Boris Yakovlevich Levin (Борис Якович Левін, Борис Яковлевич Левин, 22 December 1906 – 24 August 1993) was a Soviet mathematician who made significant contributions to function theory.

==Biography==
Boris Yakovlevich Levin was born 22 December 1906 in Odessa.

In 1932 he graduated from the University of North Caucasus (Rostov-on-Don). From 1935 to 1949 he is Professor and Head of the Department of Mathematics of the Odessa Institute of Marine Engineers.

In 1949, invited by N. I. Akhiezer, he moved to Kharkov, and since that time he worked at the Kharkov State University.

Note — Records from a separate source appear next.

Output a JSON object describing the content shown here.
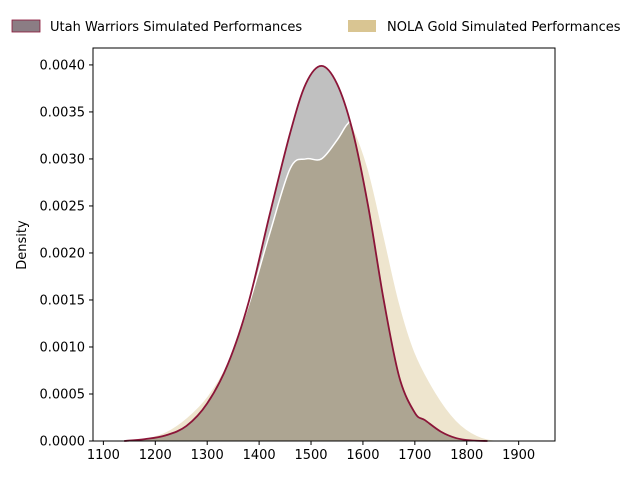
{
  "chart_data": {
    "type": "area",
    "title": "",
    "xlabel": "",
    "ylabel": "Density",
    "xlim": [
      1080,
      1970
    ],
    "ylim": [
      0,
      0.00418
    ],
    "x_ticks": [
      1100,
      1200,
      1300,
      1400,
      1500,
      1600,
      1700,
      1800,
      1900
    ],
    "y_ticks": [
      0,
      0.0005,
      0.001,
      0.0015,
      0.002,
      0.0025,
      0.003,
      0.0035,
      0.004
    ],
    "y_tick_labels": [
      "0.0000",
      "0.0005",
      "0.0010",
      "0.0015",
      "0.0020",
      "0.0025",
      "0.0030",
      "0.0035",
      "0.0040"
    ],
    "x_tick_labels": [
      "1100",
      "1200",
      "1300",
      "1400",
      "1500",
      "1600",
      "1700",
      "1800",
      "1900"
    ],
    "grid": false,
    "legend_placement": "top",
    "colors": {
      "utah_fill": "#8b7d84",
      "utah_line": "#8b1538",
      "nola_fill": "#d9c592",
      "nola_line": "#ffffff",
      "overlap_fill": "#ada592",
      "utah_only_fill": "#c0c0c0"
    },
    "series": [
      {
        "name": "Utah Warriors Simulated Performances",
        "x": [
          1140,
          1180,
          1220,
          1260,
          1300,
          1340,
          1380,
          1420,
          1460,
          1490,
          1520,
          1550,
          1580,
          1610,
          1640,
          1670,
          1700,
          1720,
          1750,
          1780,
          1810,
          1840
        ],
        "values": [
          0.0,
          2e-05,
          6e-05,
          0.00016,
          0.0004,
          0.00082,
          0.00148,
          0.0024,
          0.00328,
          0.0038,
          0.00399,
          0.0038,
          0.0033,
          0.0025,
          0.0015,
          0.00068,
          0.0003,
          0.00022,
          0.0001,
          3e-05,
          5e-06,
          0.0
        ]
      },
      {
        "name": "NOLA Gold Simulated Performances",
        "x": [
          1140,
          1180,
          1220,
          1260,
          1300,
          1340,
          1380,
          1420,
          1460,
          1490,
          1520,
          1550,
          1570,
          1580,
          1610,
          1640,
          1670,
          1700,
          1740,
          1780,
          1820,
          1860,
          1900
        ],
        "values": [
          0.0,
          3e-05,
          0.0001,
          0.00025,
          0.00048,
          0.00085,
          0.00145,
          0.0022,
          0.0029,
          0.003,
          0.003,
          0.0032,
          0.00337,
          0.00335,
          0.0029,
          0.0022,
          0.00148,
          0.00095,
          0.00052,
          0.00022,
          6e-05,
          8e-06,
          0.0
        ]
      }
    ]
  }
}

In 1969 he organized the Department of Function Theory in the Institute for Low Temperature Physics and Engineering of Ukrainian Academy of Sciences, in which he worked until his last days (as a Chief of the Department he worked until 1986).

Levin died in Moscow on 24 August 1993, at the age of 86.

==Scientific interests==

Research of B.Ya. Levin concerns the theory of entire functions, functional analysis, harmonic analysis, the theory of almost periodic and quasi-analytic functions. He obtained the fundamental results concerning non-harmonic Fourier series and operators preserving inequalities in various classes of entire functions of exponential type. Together with N.I. Akhiezer, he discovered a relation between extremal problems of the theory of entire functions and conformal transformations onto canonical domains. He introduced a class of operators of transformation, which is the basis for solving the inverse scattering problem.

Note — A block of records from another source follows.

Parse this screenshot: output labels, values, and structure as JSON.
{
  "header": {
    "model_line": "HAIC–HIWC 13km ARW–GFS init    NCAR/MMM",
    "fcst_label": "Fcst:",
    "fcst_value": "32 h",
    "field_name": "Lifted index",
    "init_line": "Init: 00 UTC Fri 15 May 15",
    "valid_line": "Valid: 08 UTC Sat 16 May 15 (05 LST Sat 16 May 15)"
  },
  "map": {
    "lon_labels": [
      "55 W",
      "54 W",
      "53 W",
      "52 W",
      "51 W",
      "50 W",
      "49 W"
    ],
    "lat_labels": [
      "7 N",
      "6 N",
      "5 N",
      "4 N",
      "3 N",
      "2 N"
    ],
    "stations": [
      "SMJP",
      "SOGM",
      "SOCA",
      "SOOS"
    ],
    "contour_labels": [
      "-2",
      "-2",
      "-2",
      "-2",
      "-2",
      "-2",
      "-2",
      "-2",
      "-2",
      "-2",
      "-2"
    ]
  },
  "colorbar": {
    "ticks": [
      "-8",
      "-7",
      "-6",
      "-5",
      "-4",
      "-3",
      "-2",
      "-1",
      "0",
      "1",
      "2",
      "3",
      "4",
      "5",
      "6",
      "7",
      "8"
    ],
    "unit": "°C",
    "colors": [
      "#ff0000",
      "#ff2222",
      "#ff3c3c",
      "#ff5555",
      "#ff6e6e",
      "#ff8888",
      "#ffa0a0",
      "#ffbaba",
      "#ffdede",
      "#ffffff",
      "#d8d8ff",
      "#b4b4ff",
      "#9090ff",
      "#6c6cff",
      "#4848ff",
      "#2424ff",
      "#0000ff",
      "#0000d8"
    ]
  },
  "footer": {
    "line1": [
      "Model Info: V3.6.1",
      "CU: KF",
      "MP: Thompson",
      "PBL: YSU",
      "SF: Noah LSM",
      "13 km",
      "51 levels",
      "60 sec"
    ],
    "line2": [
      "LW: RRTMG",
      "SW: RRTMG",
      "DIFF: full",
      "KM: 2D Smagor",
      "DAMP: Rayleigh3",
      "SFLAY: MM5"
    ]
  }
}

The theory of entire functions of completely regular growth brought fame to Boris Yakovlevich Levin. He created this theory in the mid 1930s concurrently with Albert Pfluger. This theory describes a very wide class of entire functions, containing the majority of entire functions encountered in applications. For the functions of this class, the relation between their behaviour at infinity and distribution of zeros can be described by the asymptotic formulas.

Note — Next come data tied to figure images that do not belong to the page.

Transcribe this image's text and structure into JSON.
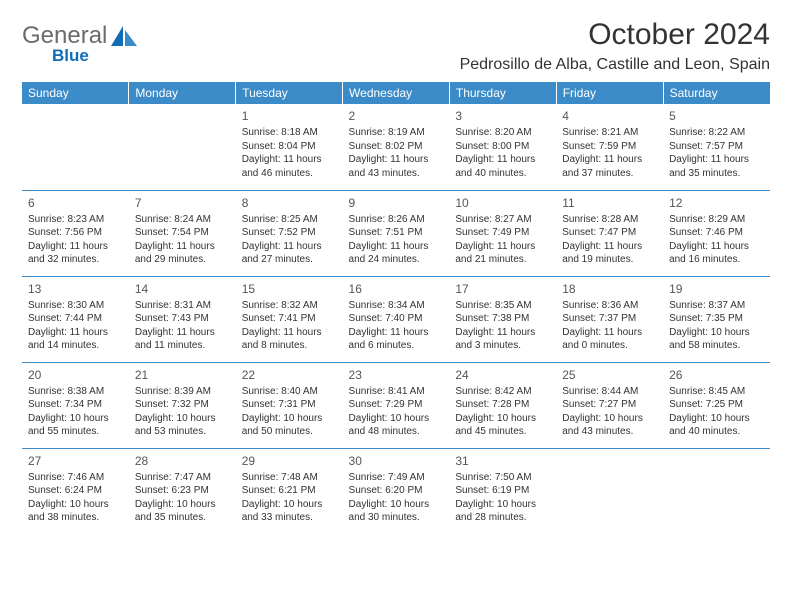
{
  "logo": {
    "text": "General",
    "sub": "Blue"
  },
  "title": "October 2024",
  "location": "Pedrosillo de Alba, Castille and Leon, Spain",
  "colors": {
    "header_bg": "#3b8bc8",
    "header_text": "#ffffff",
    "body_text": "#333333",
    "logo_gray": "#6b6b6b",
    "logo_blue": "#0f6db8",
    "border": "#3b8bc8",
    "background": "#ffffff"
  },
  "fonts": {
    "family": "Arial",
    "title_size": 30,
    "location_size": 16,
    "dayheader_size": 12,
    "cell_size": 10
  },
  "day_headers": [
    "Sunday",
    "Monday",
    "Tuesday",
    "Wednesday",
    "Thursday",
    "Friday",
    "Saturday"
  ],
  "weeks": [
    [
      null,
      null,
      {
        "n": "1",
        "sunrise": "8:18 AM",
        "sunset": "8:04 PM",
        "daylight": "11 hours and 46 minutes."
      },
      {
        "n": "2",
        "sunrise": "8:19 AM",
        "sunset": "8:02 PM",
        "daylight": "11 hours and 43 minutes."
      },
      {
        "n": "3",
        "sunrise": "8:20 AM",
        "sunset": "8:00 PM",
        "daylight": "11 hours and 40 minutes."
      },
      {
        "n": "4",
        "sunrise": "8:21 AM",
        "sunset": "7:59 PM",
        "daylight": "11 hours and 37 minutes."
      },
      {
        "n": "5",
        "sunrise": "8:22 AM",
        "sunset": "7:57 PM",
        "daylight": "11 hours and 35 minutes."
      }
    ],
    [
      {
        "n": "6",
        "sunrise": "8:23 AM",
        "sunset": "7:56 PM",
        "daylight": "11 hours and 32 minutes."
      },
      {
        "n": "7",
        "sunrise": "8:24 AM",
        "sunset": "7:54 PM",
        "daylight": "11 hours and 29 minutes."
      },
      {
        "n": "8",
        "sunrise": "8:25 AM",
        "sunset": "7:52 PM",
        "daylight": "11 hours and 27 minutes."
      },
      {
        "n": "9",
        "sunrise": "8:26 AM",
        "sunset": "7:51 PM",
        "daylight": "11 hours and 24 minutes."
      },
      {
        "n": "10",
        "sunrise": "8:27 AM",
        "sunset": "7:49 PM",
        "daylight": "11 hours and 21 minutes."
      },
      {
        "n": "11",
        "sunrise": "8:28 AM",
        "sunset": "7:47 PM",
        "daylight": "11 hours and 19 minutes."
      },
      {
        "n": "12",
        "sunrise": "8:29 AM",
        "sunset": "7:46 PM",
        "daylight": "11 hours and 16 minutes."
      }
    ],
    [
      {
        "n": "13",
        "sunrise": "8:30 AM",
        "sunset": "7:44 PM",
        "daylight": "11 hours and 14 minutes."
      },
      {
        "n": "14",
        "sunrise": "8:31 AM",
        "sunset": "7:43 PM",
        "daylight": "11 hours and 11 minutes."
      },
      {
        "n": "15",
        "sunrise": "8:32 AM",
        "sunset": "7:41 PM",
        "daylight": "11 hours and 8 minutes."
      },
      {
        "n": "16",
        "sunrise": "8:34 AM",
        "sunset": "7:40 PM",
        "daylight": "11 hours and 6 minutes."
      },
      {
        "n": "17",
        "sunrise": "8:35 AM",
        "sunset": "7:38 PM",
        "daylight": "11 hours and 3 minutes."
      },
      {
        "n": "18",
        "sunrise": "8:36 AM",
        "sunset": "7:37 PM",
        "daylight": "11 hours and 0 minutes."
      },
      {
        "n": "19",
        "sunrise": "8:37 AM",
        "sunset": "7:35 PM",
        "daylight": "10 hours and 58 minutes."
      }
    ],
    [
      {
        "n": "20",
        "sunrise": "8:38 AM",
        "sunset": "7:34 PM",
        "daylight": "10 hours and 55 minutes."
      },
      {
        "n": "21",
        "sunrise": "8:39 AM",
        "sunset": "7:32 PM",
        "daylight": "10 hours and 53 minutes."
      },
      {
        "n": "22",
        "sunrise": "8:40 AM",
        "sunset": "7:31 PM",
        "daylight": "10 hours and 50 minutes."
      },
      {
        "n": "23",
        "sunrise": "8:41 AM",
        "sunset": "7:29 PM",
        "daylight": "10 hours and 48 minutes."
      },
      {
        "n": "24",
        "sunrise": "8:42 AM",
        "sunset": "7:28 PM",
        "daylight": "10 hours and 45 minutes."
      },
      {
        "n": "25",
        "sunrise": "8:44 AM",
        "sunset": "7:27 PM",
        "daylight": "10 hours and 43 minutes."
      },
      {
        "n": "26",
        "sunrise": "8:45 AM",
        "sunset": "7:25 PM",
        "daylight": "10 hours and 40 minutes."
      }
    ],
    [
      {
        "n": "27",
        "sunrise": "7:46 AM",
        "sunset": "6:24 PM",
        "daylight": "10 hours and 38 minutes."
      },
      {
        "n": "28",
        "sunrise": "7:47 AM",
        "sunset": "6:23 PM",
        "daylight": "10 hours and 35 minutes."
      },
      {
        "n": "29",
        "sunrise": "7:48 AM",
        "sunset": "6:21 PM",
        "daylight": "10 hours and 33 minutes."
      },
      {
        "n": "30",
        "sunrise": "7:49 AM",
        "sunset": "6:20 PM",
        "daylight": "10 hours and 30 minutes."
      },
      {
        "n": "31",
        "sunrise": "7:50 AM",
        "sunset": "6:19 PM",
        "daylight": "10 hours and 28 minutes."
      },
      null,
      null
    ]
  ]
}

In 1956, Boris Yakovlevich published his monograph "Distribution of zeros of entire functions", which was translated into German and English, and which is, to the present day, the handbook for many professionals working in different areas of mathematics.

In the same year, Boris Yakovlevich organized the seminar in Kharkiv University. For almost 40 years it was a school for Kharkov's mathematicians working in the field of Analysis, as well as the center of mathematical research.

In 1997 a Boris Levin memorial conference "Entire Functions in Modern Analysis" was held at Tel-Aviv University.
In September 1997 an international seminar dedicated to the memory of Boris Levin was organized by
Institute for Low Temperature Physics and Engineering.

In 2006 an international conference dedicated to the centennial of Boris Levin's birth took place in Kharkov.

==Bibliography==
- B.Ya.Levin. Lectures on entire functions. English revised edition. Amer. Math. Soc., Providence, RI, 1996.
- Distribution of zeros of entire functions, 1964, Amer. Math. Soc, Providence, R. I ., 493 pp. Revised edition, 1980, Amer. Math. Soc, Providence, R.I., 523 pp.
- Nullstellenverteilung ganzer Funktionen, 1962, Math. Lehrbucher und Monographien, Bd. XIV, Akademie-Verlag, Berlin, 512.
- Распределение корней целых функций, 1956, Гостехиздат, М., 632 стр.